My toes can barely reach the cream colored sand, but they do. I love the way the sand molds under foot. How its cool, smooth, yet rough. I like to watch the grains of sand balance on the top of my feet and then slowly blow away - feeling the sand move from weight to weightless. The seaweed, brought in by the high tide, is still stacked on the beach. I like it this way. But in the next thirty minutes the stacks of spindly, slimy seaweed will be gone. And with it, the sweet smell of the fishy sea.

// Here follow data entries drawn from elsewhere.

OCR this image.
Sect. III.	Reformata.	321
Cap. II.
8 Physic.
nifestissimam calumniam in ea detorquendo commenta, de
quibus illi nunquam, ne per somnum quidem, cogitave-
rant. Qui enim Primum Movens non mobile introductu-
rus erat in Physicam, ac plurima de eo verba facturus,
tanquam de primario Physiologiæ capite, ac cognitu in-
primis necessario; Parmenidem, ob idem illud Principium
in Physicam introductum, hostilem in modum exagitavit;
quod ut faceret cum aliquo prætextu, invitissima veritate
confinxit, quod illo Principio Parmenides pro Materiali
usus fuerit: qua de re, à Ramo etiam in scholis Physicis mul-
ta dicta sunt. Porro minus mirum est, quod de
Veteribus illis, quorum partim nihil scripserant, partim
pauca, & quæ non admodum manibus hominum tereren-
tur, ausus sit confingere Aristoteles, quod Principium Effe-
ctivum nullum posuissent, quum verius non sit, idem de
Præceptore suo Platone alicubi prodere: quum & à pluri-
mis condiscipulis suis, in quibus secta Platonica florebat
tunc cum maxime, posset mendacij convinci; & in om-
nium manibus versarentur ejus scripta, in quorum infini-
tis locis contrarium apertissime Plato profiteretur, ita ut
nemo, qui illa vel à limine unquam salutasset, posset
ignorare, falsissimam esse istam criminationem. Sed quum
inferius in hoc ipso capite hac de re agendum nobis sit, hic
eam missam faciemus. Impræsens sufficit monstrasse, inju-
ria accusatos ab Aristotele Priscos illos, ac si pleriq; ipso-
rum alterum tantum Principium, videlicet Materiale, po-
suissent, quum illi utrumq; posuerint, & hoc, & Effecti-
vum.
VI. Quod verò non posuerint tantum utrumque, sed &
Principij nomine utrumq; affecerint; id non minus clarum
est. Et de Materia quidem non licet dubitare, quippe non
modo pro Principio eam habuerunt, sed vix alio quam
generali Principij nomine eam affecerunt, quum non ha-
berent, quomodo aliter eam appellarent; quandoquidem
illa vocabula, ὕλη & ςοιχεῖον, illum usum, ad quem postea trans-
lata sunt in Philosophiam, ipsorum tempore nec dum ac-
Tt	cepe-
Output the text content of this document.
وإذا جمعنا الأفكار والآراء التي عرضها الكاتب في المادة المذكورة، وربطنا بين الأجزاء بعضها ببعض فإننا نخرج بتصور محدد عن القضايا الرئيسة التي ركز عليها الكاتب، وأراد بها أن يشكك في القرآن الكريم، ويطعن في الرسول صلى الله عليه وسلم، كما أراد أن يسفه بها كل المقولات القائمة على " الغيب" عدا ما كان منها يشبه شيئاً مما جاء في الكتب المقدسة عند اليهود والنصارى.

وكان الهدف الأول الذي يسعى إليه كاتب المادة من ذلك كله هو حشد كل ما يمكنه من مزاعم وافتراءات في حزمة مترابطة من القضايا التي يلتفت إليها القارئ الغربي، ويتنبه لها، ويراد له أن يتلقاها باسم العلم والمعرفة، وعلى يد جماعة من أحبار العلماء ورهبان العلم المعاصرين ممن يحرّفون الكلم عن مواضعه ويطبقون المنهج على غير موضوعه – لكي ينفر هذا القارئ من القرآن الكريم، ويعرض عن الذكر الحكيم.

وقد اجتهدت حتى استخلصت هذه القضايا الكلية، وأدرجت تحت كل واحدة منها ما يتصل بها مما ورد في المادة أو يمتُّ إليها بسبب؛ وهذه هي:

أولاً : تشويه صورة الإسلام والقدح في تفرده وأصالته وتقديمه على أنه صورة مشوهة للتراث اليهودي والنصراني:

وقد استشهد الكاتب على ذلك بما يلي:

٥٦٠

The waves come and go, crash and flow. The white foam of the fallen crest leaps over the calf-high rock wall. And I can hear the hollow sound of the wind as it passes by. And the soothing voice of the waves as the break against the rocky shore. They don't crash, or lap, or roll. It's more like they tumble. Like a small child teetering on their two spindly legs as they first are learning to do a summersault. They bend at the waist, put their head on the ground and then hoist their legs over. Not much rolling, usually just a jostled landing on the back, then prying up their heavy heads, with a goofy opened mouth grin. Just to do it all again.